January 11, 2016 (Photo Credit: Staff Illustration)

In this era of restrained federal spending, agencies are under increasing pressure to conform to lowest price technically acceptable (LPTA) policies for purchases. Under LPTA, decision-makers select vendors who offer a technically acceptable proposal at the lowest evaluated price. Hardly immune to such pressures, the Department of Defense has moved in this direction.

We feel that LPTA has its place, even in the military community, especially when assessing vendors who operate within a commoditized environment.

Take flak jackets, for example. It is relatively easy for DoD contract managers to set “hard” requirements for the flak jackets and then allow vendors to compete by offering the best price or bulk purchase/lot discounts. For these and other assembly-line type products, LPTA fulfills mission-supporting objectives without giving servicemen and women anything less than they deserve – at the very best price available.

Satellite communications (SATCOM), however, is far from an assembly-line product.

It does not fit a commoditized, “one size fits all” description. Every procurement presents an array of choices. These may include security requirements (such as encryption differentiators), geographic requirements and functionality such as video distribution, intelligence, surveillance and reconnaissance (ISR) demands, as well as additional capability-focused considerations.

In other words, use the right tool for the right job. If agencies applied LPTA in its purest form to SATCOM acquisition, they would buy the equivalent of a pocket-sized pickaxe to tear down a wall when they really need a big, sturdy mattock. It is true that the pickaxe will (eventually) do the job. But you will gain superior efficiencies, performance delivery – i.e., value creation – through the better tool.

When human lives and critical missions are on the line, it is difficult to justify an LPTA approach to SATCOM acquisition, especially when satellite systems offer so much. Ku-band is prolific, establishing infrastructure as a commodity. Ka-band provides outstanding throughput, resiliency and steer-ability. L-band brings the penetration required for high availability. Agencies should opt for a blend today, not a blunt, one-size-fits-all “formula.” 

To respond to this, Inmarsat is leading the charge for “SATCOM as a service,” to pave the way for agencies to integrate complex solutions within an end-to-end managed services architecture.
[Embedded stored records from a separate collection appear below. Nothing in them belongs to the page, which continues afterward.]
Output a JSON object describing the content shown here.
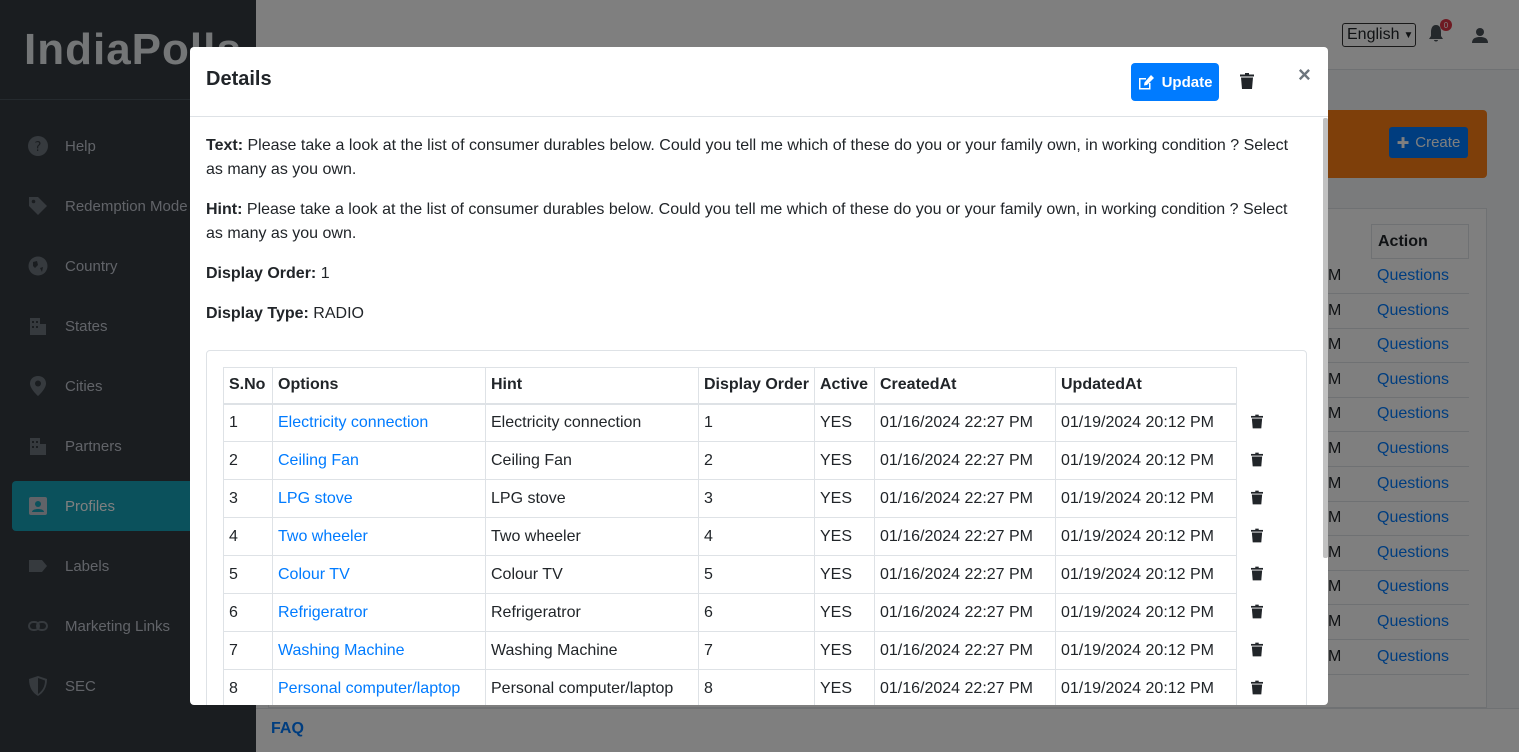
{
  "brand": {
    "name": "IndiaPolls"
  },
  "sidebar": {
    "items": [
      {
        "label": "Help",
        "icon": "help-circle-icon"
      },
      {
        "label": "Redemption Mode",
        "icon": "tag-icon"
      },
      {
        "label": "Country",
        "icon": "globe-icon"
      },
      {
        "label": "States",
        "icon": "building-icon"
      },
      {
        "label": "Cities",
        "icon": "map-pin-icon"
      },
      {
        "label": "Partners",
        "icon": "building-icon"
      },
      {
        "label": "Profiles",
        "icon": "id-card-icon",
        "active": true
      },
      {
        "label": "Labels",
        "icon": "label-icon"
      },
      {
        "label": "Marketing Links",
        "icon": "link-icon"
      },
      {
        "label": "SEC",
        "icon": "shield-icon"
      }
    ]
  },
  "header": {
    "language": "English",
    "notification_count": "0"
  },
  "background": {
    "create_label": "Create",
    "action_header": "Action",
    "row_link": "Questions",
    "row_partial": "M",
    "faq": "FAQ"
  },
  "modal": {
    "title": "Details",
    "update_label": "Update",
    "close_label": "×",
    "fields": [
      {
        "label": "Text:",
        "value": "Please take a look at the list of consumer durables below. Could you tell me which of these do you or your family own, in working condition ? Select as many as you own."
      },
      {
        "label": "Hint:",
        "value": "Please take a look at the list of consumer durables below. Could you tell me which of these do you or your family own, in working condition ? Select as many as you own."
      },
      {
        "label": "Display Order:",
        "value": "1"
      },
      {
        "label": "Display Type:",
        "value": "RADIO"
      }
    ],
    "table": {
      "headers": [
        "S.No",
        "Options",
        "Hint",
        "Display Order",
        "Active",
        "CreatedAt",
        "UpdatedAt"
      ],
      "rows": [
        [
          "1",
          "Electricity connection",
          "Electricity connection",
          "1",
          "YES",
          "01/16/2024 22:27 PM",
          "01/19/2024 20:12 PM"
        ],
        [
          "2",
          "Ceiling Fan",
          "Ceiling Fan",
          "2",
          "YES",
          "01/16/2024 22:27 PM",
          "01/19/2024 20:12 PM"
        ],
        [
          "3",
          "LPG stove",
          "LPG stove",
          "3",
          "YES",
          "01/16/2024 22:27 PM",
          "01/19/2024 20:12 PM"
        ],
        [
          "4",
          "Two wheeler",
          "Two wheeler",
          "4",
          "YES",
          "01/16/2024 22:27 PM",
          "01/19/2024 20:12 PM"
        ],
        [
          "5",
          "Colour TV",
          "Colour TV",
          "5",
          "YES",
          "01/16/2024 22:27 PM",
          "01/19/2024 20:12 PM"
        ],
        [
          "6",
          "Refrigeratror",
          "Refrigeratror",
          "6",
          "YES",
          "01/16/2024 22:27 PM",
          "01/19/2024 20:12 PM"
        ],
        [
          "7",
          "Washing Machine",
          "Washing Machine",
          "7",
          "YES",
          "01/16/2024 22:27 PM",
          "01/19/2024 20:12 PM"
        ],
        [
          "8",
          "Personal computer/laptop",
          "Personal computer/laptop",
          "8",
          "YES",
          "01/16/2024 22:27 PM",
          "01/19/2024 20:12 PM"
        ]
      ]
    }
  }
}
Through SATCOM as a service, DoD and private industry work as partners to foster greater innovation, all in the interest of giving soldiers the right tools for the job.
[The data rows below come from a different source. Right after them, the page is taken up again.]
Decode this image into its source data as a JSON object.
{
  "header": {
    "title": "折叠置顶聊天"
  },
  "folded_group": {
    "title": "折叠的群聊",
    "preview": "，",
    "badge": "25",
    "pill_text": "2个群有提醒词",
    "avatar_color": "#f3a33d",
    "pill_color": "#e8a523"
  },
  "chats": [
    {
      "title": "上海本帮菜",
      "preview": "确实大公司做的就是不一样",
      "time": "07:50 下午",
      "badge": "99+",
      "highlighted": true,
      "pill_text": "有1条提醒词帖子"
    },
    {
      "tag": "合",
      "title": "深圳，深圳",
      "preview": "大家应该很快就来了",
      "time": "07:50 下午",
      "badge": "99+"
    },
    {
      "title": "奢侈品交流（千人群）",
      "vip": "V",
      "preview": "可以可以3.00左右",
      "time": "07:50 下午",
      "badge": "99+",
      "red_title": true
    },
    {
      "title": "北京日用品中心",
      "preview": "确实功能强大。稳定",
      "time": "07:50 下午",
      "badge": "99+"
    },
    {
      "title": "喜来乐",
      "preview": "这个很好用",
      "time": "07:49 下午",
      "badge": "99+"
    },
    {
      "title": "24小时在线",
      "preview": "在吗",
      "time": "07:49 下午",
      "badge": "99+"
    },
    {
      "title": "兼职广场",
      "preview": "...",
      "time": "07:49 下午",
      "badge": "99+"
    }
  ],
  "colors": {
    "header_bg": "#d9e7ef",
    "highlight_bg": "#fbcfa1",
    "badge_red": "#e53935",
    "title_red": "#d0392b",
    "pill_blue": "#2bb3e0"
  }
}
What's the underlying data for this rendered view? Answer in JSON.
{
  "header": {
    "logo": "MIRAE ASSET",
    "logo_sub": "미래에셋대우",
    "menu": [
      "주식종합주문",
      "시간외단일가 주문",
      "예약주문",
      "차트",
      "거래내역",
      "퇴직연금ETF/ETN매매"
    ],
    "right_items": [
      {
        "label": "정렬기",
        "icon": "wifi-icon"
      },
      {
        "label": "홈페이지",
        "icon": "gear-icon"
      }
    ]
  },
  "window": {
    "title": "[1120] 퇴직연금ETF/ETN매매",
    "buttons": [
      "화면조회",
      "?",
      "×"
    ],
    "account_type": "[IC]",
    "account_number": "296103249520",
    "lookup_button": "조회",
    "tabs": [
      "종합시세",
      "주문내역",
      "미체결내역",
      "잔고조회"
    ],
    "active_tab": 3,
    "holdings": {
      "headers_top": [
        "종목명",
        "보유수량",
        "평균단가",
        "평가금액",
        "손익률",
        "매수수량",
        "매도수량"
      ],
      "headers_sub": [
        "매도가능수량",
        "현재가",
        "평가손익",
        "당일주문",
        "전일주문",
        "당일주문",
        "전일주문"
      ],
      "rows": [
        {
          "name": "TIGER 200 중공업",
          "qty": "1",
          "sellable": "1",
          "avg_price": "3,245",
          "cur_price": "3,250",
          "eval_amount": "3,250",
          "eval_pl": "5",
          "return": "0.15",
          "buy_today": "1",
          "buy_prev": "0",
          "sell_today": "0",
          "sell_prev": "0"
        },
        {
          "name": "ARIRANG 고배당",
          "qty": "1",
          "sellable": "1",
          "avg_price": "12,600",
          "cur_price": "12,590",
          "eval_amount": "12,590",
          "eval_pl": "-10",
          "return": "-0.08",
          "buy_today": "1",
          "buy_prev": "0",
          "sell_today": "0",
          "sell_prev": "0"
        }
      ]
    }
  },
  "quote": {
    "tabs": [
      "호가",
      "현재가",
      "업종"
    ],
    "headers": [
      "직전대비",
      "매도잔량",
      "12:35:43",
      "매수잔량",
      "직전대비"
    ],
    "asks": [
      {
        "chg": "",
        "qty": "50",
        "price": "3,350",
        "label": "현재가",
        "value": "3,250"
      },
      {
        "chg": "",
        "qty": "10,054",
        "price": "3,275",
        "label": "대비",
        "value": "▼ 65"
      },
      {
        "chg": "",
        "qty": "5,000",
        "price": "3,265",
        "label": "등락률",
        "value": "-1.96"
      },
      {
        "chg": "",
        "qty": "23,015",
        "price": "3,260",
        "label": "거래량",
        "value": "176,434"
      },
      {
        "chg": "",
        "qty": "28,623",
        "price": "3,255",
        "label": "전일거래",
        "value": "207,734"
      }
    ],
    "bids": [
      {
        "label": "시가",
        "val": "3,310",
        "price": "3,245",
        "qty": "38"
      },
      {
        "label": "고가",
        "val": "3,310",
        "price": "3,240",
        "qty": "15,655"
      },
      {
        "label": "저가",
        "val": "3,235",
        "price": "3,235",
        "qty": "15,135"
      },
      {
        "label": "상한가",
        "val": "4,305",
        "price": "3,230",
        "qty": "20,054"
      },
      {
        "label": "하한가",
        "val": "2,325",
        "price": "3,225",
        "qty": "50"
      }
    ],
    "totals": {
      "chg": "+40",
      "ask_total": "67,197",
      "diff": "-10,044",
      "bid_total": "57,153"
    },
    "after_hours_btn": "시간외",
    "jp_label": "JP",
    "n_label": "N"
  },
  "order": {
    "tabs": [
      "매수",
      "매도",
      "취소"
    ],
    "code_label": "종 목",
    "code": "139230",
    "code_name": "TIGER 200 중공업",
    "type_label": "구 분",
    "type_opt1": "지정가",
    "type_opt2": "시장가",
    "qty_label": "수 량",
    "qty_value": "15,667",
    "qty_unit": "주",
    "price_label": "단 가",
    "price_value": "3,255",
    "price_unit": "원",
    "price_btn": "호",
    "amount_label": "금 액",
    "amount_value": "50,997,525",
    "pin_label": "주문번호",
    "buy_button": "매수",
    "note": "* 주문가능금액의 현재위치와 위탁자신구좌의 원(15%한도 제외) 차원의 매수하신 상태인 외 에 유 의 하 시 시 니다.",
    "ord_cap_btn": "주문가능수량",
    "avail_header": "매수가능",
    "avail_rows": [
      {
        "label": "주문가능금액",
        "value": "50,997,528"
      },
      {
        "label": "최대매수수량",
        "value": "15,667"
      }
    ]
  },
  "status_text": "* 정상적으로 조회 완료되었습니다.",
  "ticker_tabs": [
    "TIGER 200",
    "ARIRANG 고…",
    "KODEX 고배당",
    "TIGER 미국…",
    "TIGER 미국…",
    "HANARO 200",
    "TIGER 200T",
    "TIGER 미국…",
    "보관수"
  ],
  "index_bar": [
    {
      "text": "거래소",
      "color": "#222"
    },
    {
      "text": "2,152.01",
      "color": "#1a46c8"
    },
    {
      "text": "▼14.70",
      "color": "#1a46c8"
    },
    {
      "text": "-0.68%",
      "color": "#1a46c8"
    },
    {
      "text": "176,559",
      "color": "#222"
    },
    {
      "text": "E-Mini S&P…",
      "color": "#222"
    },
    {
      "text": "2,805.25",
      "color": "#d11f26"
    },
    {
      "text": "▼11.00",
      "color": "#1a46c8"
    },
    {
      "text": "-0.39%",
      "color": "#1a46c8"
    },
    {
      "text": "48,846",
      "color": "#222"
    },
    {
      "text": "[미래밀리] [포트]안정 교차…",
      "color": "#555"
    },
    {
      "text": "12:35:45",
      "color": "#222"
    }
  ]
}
Through an integrated blend, the military community takes advantage of SATCOM systems that enable full functionality at a US-based terminal one day, and then the same level of capability when a unit mobilizes to Africa, or anywhere else in the world 24 hours later. Whether the mission supports combat, humanitarian or peacekeeping objectives, users rely upon highly secure, portable access with optimal resiliency and flexibility, along with maximum bandwidth for voice/video/data information exchange. 

These requirements can be satisfied while still empowering users with the most flexible and current communications. A higher quality of services and technologies must continue to support modern-era SATCOM. This standard is simply not achievable under LPTA. We need to aim higher when military missions – and lives – are at stake.